Challenge: Large number of output classes leads to memory issues.
Large number of output classes (more than 20,000) leads to large matrices what leads to memory issues during learning (16G on my laptop is not enough).
Solution: Split classification on sub tasks.
Train Neural Network (NN) for country prediction and for every country train NN for exact coin prediction.
Prediction works in following way:
- using input coins photo country is predicted
- loading matrix for predicted country with output labels for predicted country only
- do exact coin classification using country specific matrix
There is about 500 countries/regions in database and each of them has less 1000 coins assigned, so, implementation NNs with 1000 output labels is feasible for current 'memory/computation budget'.
Drawback: A lot of NNs created (approximately 500) vs one large network.
Challenge: Not much labeled data.
Only 10% of coins have 5 and more photos. 70% of coins have one photo only.
Convolution frontend is used. Data augmentation is used: new images with tiny rotations and brightness adjustments for every photo are created.
Challenge: gut feeling vs empirical tests.
There are a lot of meta parameters in Neural Network (patch size, amount of features, ...). Initially they were set up using feeling that it will be the best parameters.

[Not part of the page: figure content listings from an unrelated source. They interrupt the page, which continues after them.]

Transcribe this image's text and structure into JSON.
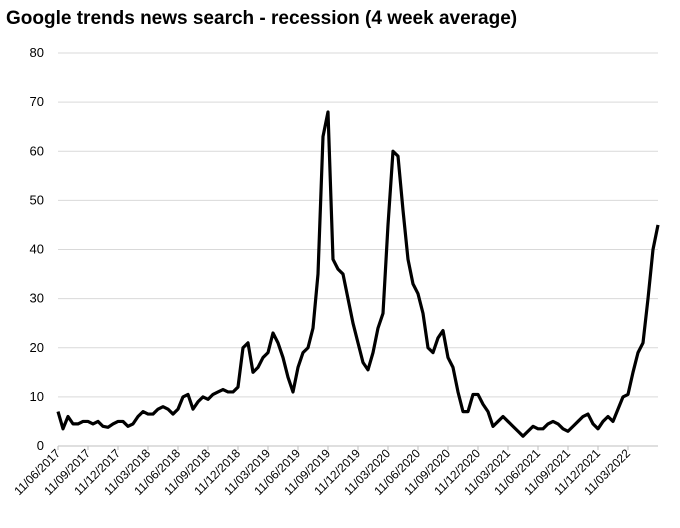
{
  "chart_data": {
    "type": "line",
    "title": "Google trends news search - recession (4 week average)",
    "categories": [
      "11/06/2017",
      null,
      null,
      null,
      null,
      null,
      "11/09/2017",
      null,
      null,
      null,
      null,
      null,
      "11/12/2017",
      null,
      null,
      null,
      null,
      null,
      "11/03/2018",
      null,
      null,
      null,
      null,
      null,
      "11/06/2018",
      null,
      null,
      null,
      null,
      null,
      "11/09/2018",
      null,
      null,
      null,
      null,
      null,
      "11/12/2018",
      null,
      null,
      null,
      null,
      null,
      "11/03/2019",
      null,
      null,
      null,
      null,
      null,
      "11/06/2019",
      null,
      null,
      null,
      null,
      null,
      "11/09/2019",
      null,
      null,
      null,
      null,
      null,
      "11/12/2019",
      null,
      null,
      null,
      null,
      null,
      "11/03/2020",
      null,
      null,
      null,
      null,
      null,
      "11/06/2020",
      null,
      null,
      null,
      null,
      null,
      "11/09/2020",
      null,
      null,
      null,
      null,
      null,
      "11/12/2020",
      null,
      null,
      null,
      null,
      null,
      "11/03/2021",
      null,
      null,
      null,
      null,
      null,
      "11/06/2021",
      null,
      null,
      null,
      null,
      null,
      "11/09/2021",
      null,
      null,
      null,
      null,
      null,
      "11/12/2021",
      null,
      null,
      null,
      null,
      null,
      "11/03/2022",
      null,
      null,
      null,
      null,
      null,
      null
    ],
    "values": [
      7,
      3.5,
      6,
      4.5,
      4.5,
      5,
      5,
      4.5,
      5,
      4,
      3.8,
      4.5,
      5,
      5,
      4,
      4.5,
      6,
      7,
      6.5,
      6.5,
      7.5,
      8,
      7.5,
      6.5,
      7.5,
      10,
      10.5,
      7.5,
      9,
      10,
      9.5,
      10.5,
      11,
      11.5,
      11,
      11,
      12,
      20,
      21,
      15,
      16,
      18,
      19,
      23,
      21,
      18,
      14,
      11,
      16,
      19,
      20,
      24,
      35,
      63,
      68,
      38,
      36,
      35,
      30,
      25,
      21,
      17,
      15.5,
      19,
      24,
      27,
      45,
      60,
      59,
      48,
      38,
      33,
      31,
      27,
      20,
      19,
      22,
      23.5,
      18,
      16,
      11,
      7,
      7,
      10.5,
      10.5,
      8.5,
      7,
      4,
      5,
      6,
      5,
      4,
      3,
      2,
      3,
      4,
      3.5,
      3.5,
      4.5,
      5,
      4.5,
      3.5,
      3,
      4,
      5,
      6,
      6.5,
      4.5,
      3.5,
      5,
      6,
      5,
      7.5,
      10,
      10.5,
      15,
      19,
      21,
      30,
      40,
      45
    ],
    "color": "#000000",
    "ylim": [
      0,
      80
    ],
    "yticks": [
      0,
      10,
      20,
      30,
      40,
      50,
      60,
      70,
      80
    ],
    "grid": true
  }
}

Despite performance was not ideal I followed 'gut feeling' few months.
After tuning these parameter using cross validation set performance become significantly better (20% better prediction accuracy and 3 times faster training time).
Do NN parameters tuning using empirical tests on cross validation set.
Some notes for the project
Amount of output classes (coins)
more than 20,000. Exact number check here
about 10 second per photo. Functionality is run as background job/service.
about 40% for the top prediction. 75% for the top 3 predictions. "Top 3 predictions" mode is good enough to run NN in pre-approvement mode (NN does prediction which is approved by human).